The design processes used to convert algorithms to hardware implementations have obeyed the axiom that the specification and implementation need to be equivalent in a Boolean or numerical sense. However, algorithms from several interesting application domains exhibit the property of ?inherent resilience?, thereby offering entirely new avenues for performance and power optimization by relaxing the requirement of an exact equivalent implementation.

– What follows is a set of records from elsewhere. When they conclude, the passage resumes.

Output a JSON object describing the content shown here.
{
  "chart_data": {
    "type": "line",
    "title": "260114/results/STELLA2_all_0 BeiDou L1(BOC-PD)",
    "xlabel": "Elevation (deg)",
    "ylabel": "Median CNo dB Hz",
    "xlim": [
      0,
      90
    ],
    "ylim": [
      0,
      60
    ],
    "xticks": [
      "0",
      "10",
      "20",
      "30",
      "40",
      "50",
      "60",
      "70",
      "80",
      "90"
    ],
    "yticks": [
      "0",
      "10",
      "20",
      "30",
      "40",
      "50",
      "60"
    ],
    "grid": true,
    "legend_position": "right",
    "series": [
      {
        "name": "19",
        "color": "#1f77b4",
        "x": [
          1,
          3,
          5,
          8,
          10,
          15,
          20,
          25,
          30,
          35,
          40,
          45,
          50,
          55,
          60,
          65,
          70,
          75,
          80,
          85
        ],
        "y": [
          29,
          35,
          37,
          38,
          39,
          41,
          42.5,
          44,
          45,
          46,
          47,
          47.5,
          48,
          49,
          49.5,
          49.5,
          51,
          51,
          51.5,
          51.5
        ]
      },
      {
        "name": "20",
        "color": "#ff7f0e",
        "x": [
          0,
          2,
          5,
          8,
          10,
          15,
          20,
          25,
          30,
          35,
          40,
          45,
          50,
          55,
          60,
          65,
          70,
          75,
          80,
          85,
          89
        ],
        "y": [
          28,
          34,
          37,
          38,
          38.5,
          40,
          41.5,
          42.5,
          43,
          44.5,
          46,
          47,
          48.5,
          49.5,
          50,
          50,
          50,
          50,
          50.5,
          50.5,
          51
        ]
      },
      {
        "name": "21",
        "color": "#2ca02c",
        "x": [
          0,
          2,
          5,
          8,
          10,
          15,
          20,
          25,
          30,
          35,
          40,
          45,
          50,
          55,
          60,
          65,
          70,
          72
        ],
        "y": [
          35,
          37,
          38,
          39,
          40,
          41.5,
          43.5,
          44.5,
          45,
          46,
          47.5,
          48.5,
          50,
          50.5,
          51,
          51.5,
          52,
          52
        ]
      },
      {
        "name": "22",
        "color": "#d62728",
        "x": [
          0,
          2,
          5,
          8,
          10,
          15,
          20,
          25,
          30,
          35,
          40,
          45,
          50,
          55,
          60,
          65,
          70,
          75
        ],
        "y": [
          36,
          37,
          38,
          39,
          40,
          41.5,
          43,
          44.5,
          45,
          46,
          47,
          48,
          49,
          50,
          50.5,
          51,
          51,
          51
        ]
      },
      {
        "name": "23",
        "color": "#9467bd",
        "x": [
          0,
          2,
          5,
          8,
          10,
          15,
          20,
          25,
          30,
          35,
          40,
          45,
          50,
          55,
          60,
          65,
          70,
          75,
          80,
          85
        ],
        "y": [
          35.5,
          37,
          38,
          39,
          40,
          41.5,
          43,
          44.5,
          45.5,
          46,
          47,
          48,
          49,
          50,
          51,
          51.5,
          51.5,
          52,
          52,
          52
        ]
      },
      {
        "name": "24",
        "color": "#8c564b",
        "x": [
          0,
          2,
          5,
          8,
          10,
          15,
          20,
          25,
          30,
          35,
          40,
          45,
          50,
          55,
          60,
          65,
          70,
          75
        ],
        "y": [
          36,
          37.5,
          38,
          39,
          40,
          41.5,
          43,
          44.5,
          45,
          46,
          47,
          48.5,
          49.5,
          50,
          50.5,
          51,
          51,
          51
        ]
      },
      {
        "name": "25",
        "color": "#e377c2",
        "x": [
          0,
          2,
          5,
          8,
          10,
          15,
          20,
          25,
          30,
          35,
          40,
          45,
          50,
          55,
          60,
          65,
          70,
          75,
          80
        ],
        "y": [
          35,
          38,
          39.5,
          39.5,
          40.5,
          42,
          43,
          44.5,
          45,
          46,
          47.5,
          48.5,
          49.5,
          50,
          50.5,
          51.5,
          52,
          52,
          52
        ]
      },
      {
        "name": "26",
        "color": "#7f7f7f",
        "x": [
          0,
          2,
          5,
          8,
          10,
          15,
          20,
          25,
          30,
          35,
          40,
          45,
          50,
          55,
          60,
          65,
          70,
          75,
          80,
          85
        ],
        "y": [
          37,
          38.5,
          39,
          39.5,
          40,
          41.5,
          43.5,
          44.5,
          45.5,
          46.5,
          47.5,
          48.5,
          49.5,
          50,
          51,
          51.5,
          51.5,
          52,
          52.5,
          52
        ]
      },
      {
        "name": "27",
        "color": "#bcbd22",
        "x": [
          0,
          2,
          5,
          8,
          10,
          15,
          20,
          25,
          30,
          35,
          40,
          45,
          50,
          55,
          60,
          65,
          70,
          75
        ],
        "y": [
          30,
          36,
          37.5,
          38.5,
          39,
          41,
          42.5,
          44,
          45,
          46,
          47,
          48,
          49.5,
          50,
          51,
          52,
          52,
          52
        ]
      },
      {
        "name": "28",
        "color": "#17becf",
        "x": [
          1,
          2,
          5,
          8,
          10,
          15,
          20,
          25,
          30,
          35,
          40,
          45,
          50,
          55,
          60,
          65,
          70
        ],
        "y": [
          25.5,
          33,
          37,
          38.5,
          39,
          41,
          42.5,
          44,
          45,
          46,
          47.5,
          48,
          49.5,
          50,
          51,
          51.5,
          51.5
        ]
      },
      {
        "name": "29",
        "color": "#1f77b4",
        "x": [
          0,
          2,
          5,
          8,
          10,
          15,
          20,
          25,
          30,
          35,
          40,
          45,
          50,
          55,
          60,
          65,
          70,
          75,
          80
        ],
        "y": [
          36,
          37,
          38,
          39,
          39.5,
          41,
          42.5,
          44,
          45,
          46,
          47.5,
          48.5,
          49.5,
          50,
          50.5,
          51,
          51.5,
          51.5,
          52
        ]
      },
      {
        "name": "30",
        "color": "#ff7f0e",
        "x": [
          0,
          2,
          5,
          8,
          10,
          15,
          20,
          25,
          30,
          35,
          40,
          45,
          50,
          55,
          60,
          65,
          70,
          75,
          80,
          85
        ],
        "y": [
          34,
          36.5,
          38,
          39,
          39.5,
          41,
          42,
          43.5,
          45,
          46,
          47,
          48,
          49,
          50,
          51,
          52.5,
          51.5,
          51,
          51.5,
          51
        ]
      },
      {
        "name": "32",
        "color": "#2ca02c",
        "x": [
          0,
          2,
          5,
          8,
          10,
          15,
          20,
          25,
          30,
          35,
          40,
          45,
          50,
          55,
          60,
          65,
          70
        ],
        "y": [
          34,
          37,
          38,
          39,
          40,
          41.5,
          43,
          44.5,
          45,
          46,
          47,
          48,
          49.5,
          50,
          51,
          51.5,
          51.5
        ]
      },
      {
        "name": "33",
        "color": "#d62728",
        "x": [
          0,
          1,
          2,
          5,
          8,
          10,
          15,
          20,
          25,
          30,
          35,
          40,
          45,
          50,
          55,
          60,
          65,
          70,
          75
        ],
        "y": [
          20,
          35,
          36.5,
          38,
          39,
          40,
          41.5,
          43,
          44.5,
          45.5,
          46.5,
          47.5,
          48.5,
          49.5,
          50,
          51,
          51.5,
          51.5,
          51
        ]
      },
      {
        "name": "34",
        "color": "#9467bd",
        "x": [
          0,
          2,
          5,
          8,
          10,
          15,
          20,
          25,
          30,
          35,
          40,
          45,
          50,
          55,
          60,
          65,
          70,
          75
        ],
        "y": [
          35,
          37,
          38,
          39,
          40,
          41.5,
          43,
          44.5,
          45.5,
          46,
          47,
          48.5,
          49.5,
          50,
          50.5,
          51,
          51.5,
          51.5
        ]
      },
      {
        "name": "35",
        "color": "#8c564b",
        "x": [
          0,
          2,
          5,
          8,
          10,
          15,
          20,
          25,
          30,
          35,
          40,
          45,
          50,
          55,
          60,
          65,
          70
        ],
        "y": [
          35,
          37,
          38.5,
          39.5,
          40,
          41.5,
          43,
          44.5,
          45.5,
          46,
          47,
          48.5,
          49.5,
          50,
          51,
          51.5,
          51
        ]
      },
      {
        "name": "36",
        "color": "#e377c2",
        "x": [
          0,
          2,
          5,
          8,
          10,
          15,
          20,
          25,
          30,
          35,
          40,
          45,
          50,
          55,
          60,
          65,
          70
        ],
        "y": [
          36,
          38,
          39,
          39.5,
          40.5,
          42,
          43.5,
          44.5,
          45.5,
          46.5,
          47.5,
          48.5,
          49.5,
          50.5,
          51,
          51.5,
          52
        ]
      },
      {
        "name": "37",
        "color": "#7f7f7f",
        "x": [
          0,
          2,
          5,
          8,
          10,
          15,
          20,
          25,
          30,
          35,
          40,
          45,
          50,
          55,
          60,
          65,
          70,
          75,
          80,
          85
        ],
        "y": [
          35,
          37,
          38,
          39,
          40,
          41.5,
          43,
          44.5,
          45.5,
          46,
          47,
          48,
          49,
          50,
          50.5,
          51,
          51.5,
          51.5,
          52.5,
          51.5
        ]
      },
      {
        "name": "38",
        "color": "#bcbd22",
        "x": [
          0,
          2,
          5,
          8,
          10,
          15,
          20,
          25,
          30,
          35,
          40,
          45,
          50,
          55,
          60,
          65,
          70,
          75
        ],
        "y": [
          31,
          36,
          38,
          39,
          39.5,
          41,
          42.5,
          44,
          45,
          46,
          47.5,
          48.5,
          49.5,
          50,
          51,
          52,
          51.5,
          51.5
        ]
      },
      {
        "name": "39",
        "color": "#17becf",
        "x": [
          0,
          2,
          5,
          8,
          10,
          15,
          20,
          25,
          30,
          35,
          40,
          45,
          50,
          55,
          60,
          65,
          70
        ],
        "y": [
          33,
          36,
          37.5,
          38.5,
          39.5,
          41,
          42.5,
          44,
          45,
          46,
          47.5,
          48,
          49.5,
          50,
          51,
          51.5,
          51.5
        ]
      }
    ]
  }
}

We explore scalable effort hardware design as an approach to tap the reservoir of inherent resilience and translate it into highly efficient hardware implementations. We identify mechanisms at each level of design abstraction (circuit, micro-architecture and algorithm) that can be used to vary the computational effort expended towards generation of the correct (exact) result, and expose them as control knobs in the implementation to achieve improved energy efficiency. Fully exploiting the potential of algorithmic resilience requires synergistic cross-layer optimization of scaling mechanisms at different levels of design abstraction. We investigate the nature of the tradeoffs that are possible through cross-layer optimization of scaling mechanisms, and develop techniques to determine the optimal operating point (in terms of the different scaling mechanisms) that maximizes performance or energy efficiency for any given level of output quality.
The proposed research will develop new design approaches that can enable unprecedented levels of performance and energy efficiency in hardware implementations of emerging applications such as recognition and mining. We will disseminate our results through publications, release of open source designs, integration into VLSI Design and System-on-Chip course material, and through Purdue?s nanoHub.